Structural Complexity in Metallic Glasses: Unveiling the Mechanisms and Motifs of Glass Formation from Molecular Dynamics Simulations

Metallic glasses (MG) are renowned for their exceptional mechanical properties, including high strength, corrosion resistance, and ease of processing. These properties stem from their amorphous atomic structures and the presence of both regular and distorted five-fold icosahedral motifs, which vary in proportion and connectivity. Despite extensive research, the relationship between structural complexity, motif connectivity, and material properties remains elusive.

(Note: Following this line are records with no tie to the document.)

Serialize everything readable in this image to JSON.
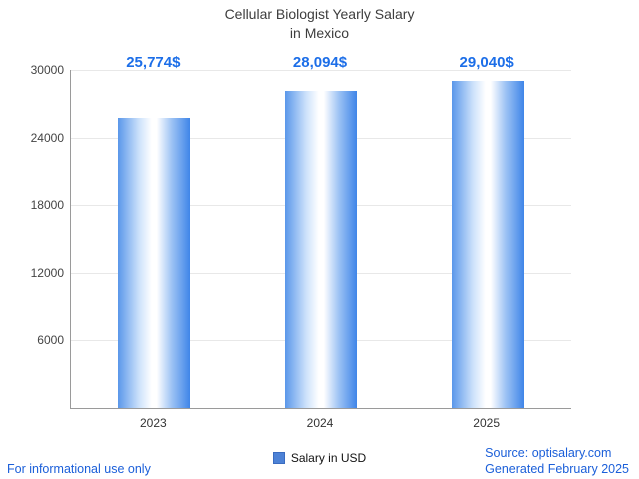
{
  "title": {
    "line1": "Cellular Biologist Yearly Salary",
    "line2": "in Mexico"
  },
  "chart_data": {
    "type": "bar",
    "title": "Cellular Biologist Yearly Salary in Mexico",
    "categories": [
      "2023",
      "2024",
      "2025"
    ],
    "values": [
      25774,
      28094,
      29040
    ],
    "value_labels": [
      "25,774$",
      "28,094$",
      "29,040$"
    ],
    "series_name": "Salary in USD",
    "xlabel": "",
    "ylabel": "",
    "ylim": [
      0,
      30000
    ],
    "yticks": [
      6000,
      12000,
      18000,
      24000,
      30000
    ],
    "grid": true,
    "legend_position": "bottom"
  },
  "legend": {
    "label": "Salary in USD"
  },
  "footer": {
    "left": "For informational use only",
    "source": "Source: optisalary.com",
    "generated": "Generated February 2025"
  },
  "colors": {
    "accent_text": "#1c6ee8",
    "bar_edge": "#4a8ee8",
    "legend_square": "#4d82d6",
    "grid": "#e8e8e8",
    "axis": "#9a9a9a",
    "title_text": "#3d3d3d"
  }
}
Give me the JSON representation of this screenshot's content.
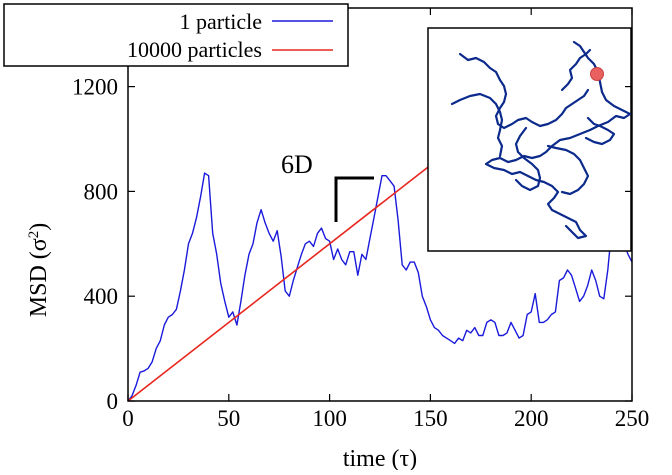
{
  "chart_data": {
    "type": "line",
    "xlabel": "time (τ)",
    "ylabel": "MSD (σ²)",
    "ylabel_main": "MSD (σ",
    "ylabel_sup": "2",
    "ylabel_close": ")",
    "xlim": [
      0,
      250
    ],
    "ylim": [
      0,
      1500
    ],
    "xticks": [
      0,
      50,
      100,
      150,
      200,
      250
    ],
    "yticks": [
      0,
      400,
      800,
      1200
    ],
    "grid": false,
    "legend_position": "top-left",
    "annotation": "6D",
    "series": [
      {
        "name": "1 particle",
        "color": "#1a1adb",
        "x": [
          0,
          2,
          4,
          6,
          8,
          10,
          12,
          14,
          16,
          18,
          20,
          22,
          24,
          26,
          28,
          30,
          32,
          34,
          36,
          38,
          40,
          42,
          44,
          46,
          48,
          50,
          52,
          54,
          56,
          58,
          60,
          62,
          64,
          66,
          68,
          70,
          72,
          74,
          76,
          78,
          80,
          82,
          84,
          86,
          88,
          90,
          92,
          94,
          96,
          98,
          100,
          102,
          104,
          106,
          108,
          110,
          112,
          114,
          116,
          118,
          120,
          122,
          124,
          126,
          128,
          130,
          132,
          134,
          136,
          138,
          140,
          142,
          144,
          146,
          148,
          150,
          152,
          154,
          156,
          158,
          160,
          162,
          164,
          166,
          168,
          170,
          172,
          174,
          176,
          178,
          180,
          182,
          184,
          186,
          188,
          190,
          192,
          194,
          196,
          198,
          200,
          202,
          204,
          206,
          208,
          210,
          212,
          214,
          216,
          218,
          220,
          222,
          224,
          226,
          228,
          230,
          232,
          234,
          236,
          238,
          240,
          242,
          244,
          246,
          248,
          250
        ],
        "values": [
          0,
          20,
          60,
          110,
          115,
          125,
          150,
          200,
          230,
          290,
          320,
          330,
          350,
          420,
          500,
          600,
          640,
          700,
          780,
          870,
          860,
          640,
          560,
          450,
          380,
          320,
          340,
          290,
          380,
          480,
          560,
          600,
          680,
          730,
          680,
          640,
          610,
          650,
          550,
          420,
          400,
          460,
          510,
          560,
          600,
          610,
          590,
          640,
          660,
          620,
          610,
          540,
          580,
          540,
          520,
          570,
          570,
          480,
          560,
          540,
          620,
          700,
          780,
          860,
          860,
          840,
          820,
          690,
          520,
          500,
          530,
          530,
          490,
          400,
          360,
          310,
          280,
          270,
          250,
          240,
          230,
          220,
          240,
          230,
          270,
          260,
          280,
          250,
          250,
          300,
          310,
          300,
          250,
          250,
          260,
          300,
          270,
          240,
          250,
          330,
          340,
          410,
          300,
          300,
          310,
          330,
          340,
          460,
          470,
          500,
          480,
          430,
          380,
          400,
          440,
          500,
          460,
          400,
          390,
          500,
          660,
          820,
          620,
          600,
          560,
          530
        ]
      },
      {
        "name": "10000 particles",
        "color": "#e8261e",
        "x": [
          0,
          150
        ],
        "values": [
          0,
          900
        ]
      }
    ]
  },
  "inset": {
    "description": "particle trajectory",
    "line_color": "#0b2a8c",
    "marker_color": "#e86060"
  }
}
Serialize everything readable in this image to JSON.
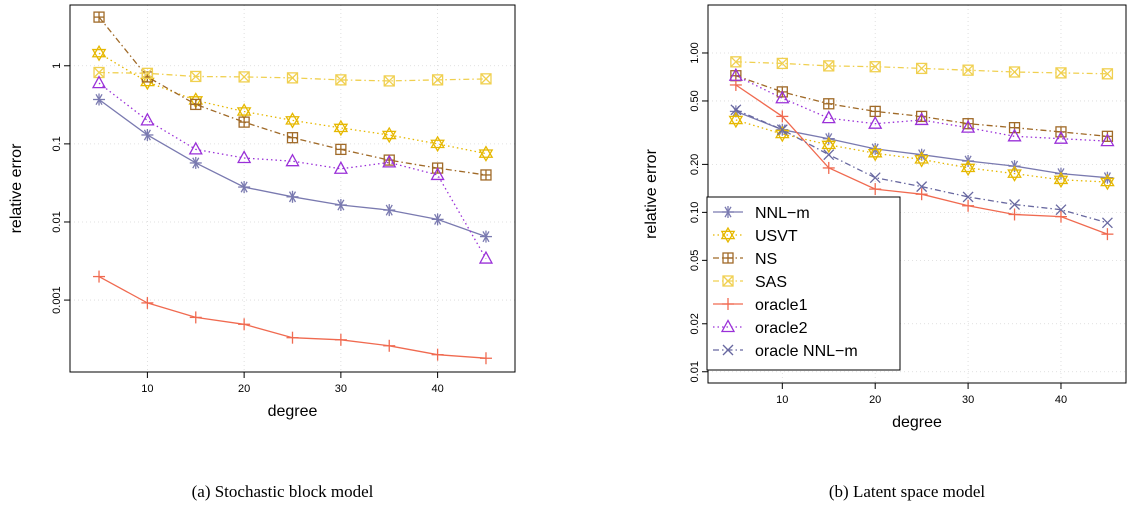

In this study, we employ molecular dynamics simulations to investigate the atomic-scale dynamics of glass formation, focusing on the emergence of distinct motifs with varying connectivities. We analyze MG samples of different compositions (Fe_xZr_100-x, Co_xZr_100-x, Cu_xZr_100-x) and explore the formation and "freezing in" of distinct regions during melt-quench simulations. We evaluate the dynamical trajectories to identify features associated with regions that quickly freeze and those that retain liquid-like character for prolonged time. We track the distribution of atomic diffusivities and their evolution as the disordered structure solidifies, observing that several regions linked to connected sequences of icosahedra exhibit liquid-like ionic transport down to low temperatures. This analysis sheds light on the mechanisms of glass formation and their relationship to structural motifs and atomic-scale diffusion.